Wednesday, September 07, 2011

Was all Wikipedia written before 2008?



Here is an example of the charts I mentioned in my last post. Most of the growth in the article about The Book of Laughter and Forgetting (Milan Kundera) was before February 2008.   And the majority of edits (around February 2008) were by a single account.  Lest we be seduced by the argument that the article has reached some sort of perfect or equilibrium state, note part seven: “The Border” has the tag “This section is empty. You can help by adding to it”, added in January 2011, and not addressed since.

Consider further that the article is only 10kb, which is small compared to a Wikipedia article of any substance, and is fantastically minute compared to the extraordinary List of My Little Pony characters, weighing in at 180k.  At least 'My Little Pony' has bucked the trend.  Editing picked up considerably in 2011.

4 comments:

William M. Connolley said...

> Editing picked up considerably in 2012.

Wow. And you complain about crowd sourcing? See how powerful it is: they can even write articles into the future.

Edward Ockham said...

Typo fixed - crowdsourcing at work again :)

William M. Connolley said...

> And the majority of edits (around February 2008) were by a single account.

Only by byte-count. Actually (http://en.wikipedia.org/w/index.php?title=The_Book_of_Laughter_and_Forgetting&action=historysubmit&diff=192524553&oldid=180169590) they only add a couple of sections to the plot summary.
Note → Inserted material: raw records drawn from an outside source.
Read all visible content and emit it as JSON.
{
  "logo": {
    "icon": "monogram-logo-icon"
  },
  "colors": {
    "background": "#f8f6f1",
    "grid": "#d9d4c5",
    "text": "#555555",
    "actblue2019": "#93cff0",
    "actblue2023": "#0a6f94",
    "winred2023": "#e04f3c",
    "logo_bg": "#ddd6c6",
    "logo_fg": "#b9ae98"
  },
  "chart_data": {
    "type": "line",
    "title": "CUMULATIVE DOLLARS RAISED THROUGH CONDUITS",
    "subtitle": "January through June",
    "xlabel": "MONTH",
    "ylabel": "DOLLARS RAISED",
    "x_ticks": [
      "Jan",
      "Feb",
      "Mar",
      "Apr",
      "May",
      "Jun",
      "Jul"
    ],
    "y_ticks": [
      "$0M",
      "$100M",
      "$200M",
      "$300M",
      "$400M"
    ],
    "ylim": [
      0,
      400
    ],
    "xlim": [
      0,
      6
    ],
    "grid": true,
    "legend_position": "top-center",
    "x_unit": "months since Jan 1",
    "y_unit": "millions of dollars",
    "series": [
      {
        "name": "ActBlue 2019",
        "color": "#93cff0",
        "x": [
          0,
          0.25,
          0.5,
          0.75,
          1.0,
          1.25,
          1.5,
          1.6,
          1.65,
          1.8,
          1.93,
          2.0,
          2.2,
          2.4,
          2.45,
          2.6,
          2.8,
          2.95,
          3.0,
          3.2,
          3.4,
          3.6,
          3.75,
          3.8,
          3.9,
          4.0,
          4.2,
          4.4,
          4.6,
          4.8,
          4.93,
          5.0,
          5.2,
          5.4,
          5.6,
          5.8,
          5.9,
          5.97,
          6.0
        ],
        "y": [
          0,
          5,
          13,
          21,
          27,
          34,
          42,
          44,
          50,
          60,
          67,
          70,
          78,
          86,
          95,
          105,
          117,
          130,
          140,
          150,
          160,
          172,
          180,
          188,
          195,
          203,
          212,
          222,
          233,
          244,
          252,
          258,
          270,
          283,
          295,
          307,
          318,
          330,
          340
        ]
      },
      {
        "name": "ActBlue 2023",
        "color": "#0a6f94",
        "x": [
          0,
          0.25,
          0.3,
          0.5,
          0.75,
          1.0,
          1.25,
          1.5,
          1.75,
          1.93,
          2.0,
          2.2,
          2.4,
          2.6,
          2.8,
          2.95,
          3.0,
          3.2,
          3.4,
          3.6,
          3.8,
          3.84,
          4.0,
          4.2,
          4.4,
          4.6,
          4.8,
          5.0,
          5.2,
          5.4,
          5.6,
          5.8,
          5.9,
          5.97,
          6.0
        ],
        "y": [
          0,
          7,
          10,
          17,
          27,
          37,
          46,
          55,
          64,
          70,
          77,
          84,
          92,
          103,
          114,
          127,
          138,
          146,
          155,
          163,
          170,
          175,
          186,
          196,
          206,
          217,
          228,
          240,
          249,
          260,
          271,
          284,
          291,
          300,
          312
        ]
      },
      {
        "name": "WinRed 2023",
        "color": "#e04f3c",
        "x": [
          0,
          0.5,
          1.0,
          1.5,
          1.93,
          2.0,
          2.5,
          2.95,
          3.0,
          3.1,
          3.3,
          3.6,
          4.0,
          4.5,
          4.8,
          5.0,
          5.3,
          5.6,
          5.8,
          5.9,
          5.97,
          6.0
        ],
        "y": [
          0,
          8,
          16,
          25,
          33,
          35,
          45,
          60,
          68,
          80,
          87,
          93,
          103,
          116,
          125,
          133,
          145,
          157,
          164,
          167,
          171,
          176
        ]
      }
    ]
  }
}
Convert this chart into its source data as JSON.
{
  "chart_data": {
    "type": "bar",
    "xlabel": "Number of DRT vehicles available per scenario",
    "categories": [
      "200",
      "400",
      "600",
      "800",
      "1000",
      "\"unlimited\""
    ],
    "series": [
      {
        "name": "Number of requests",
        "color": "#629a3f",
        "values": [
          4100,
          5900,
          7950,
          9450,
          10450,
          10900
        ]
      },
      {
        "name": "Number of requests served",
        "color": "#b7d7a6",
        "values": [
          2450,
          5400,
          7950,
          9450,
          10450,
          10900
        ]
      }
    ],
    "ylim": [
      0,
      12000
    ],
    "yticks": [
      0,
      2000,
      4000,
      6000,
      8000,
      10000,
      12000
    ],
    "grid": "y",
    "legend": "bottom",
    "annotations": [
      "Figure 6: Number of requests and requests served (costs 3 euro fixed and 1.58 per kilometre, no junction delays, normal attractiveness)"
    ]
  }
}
The article is a bit rubbish though, since it is very little more than a plot summary. Presumably it should be about the wider impact, where it fits in his oeuvre, etc etc.

Edward Ockham said...

>>Only by byte-count.

My mistake again. I should have said 'most of the article'. Byte count is the most important thing here (i.e. content added and 'stuck'). The majority of edits, of course, were things that were added, then removed as vandalism or stupidity, added again, reverted again ....

>>The article is a bit rubbish though, since it is very little more than a plot summary.

How could that be possible when we have crowdsourcing. How could crowdsourcing give a 'rubbish' article on a major work by a giant of European 20C literature. Words fail me.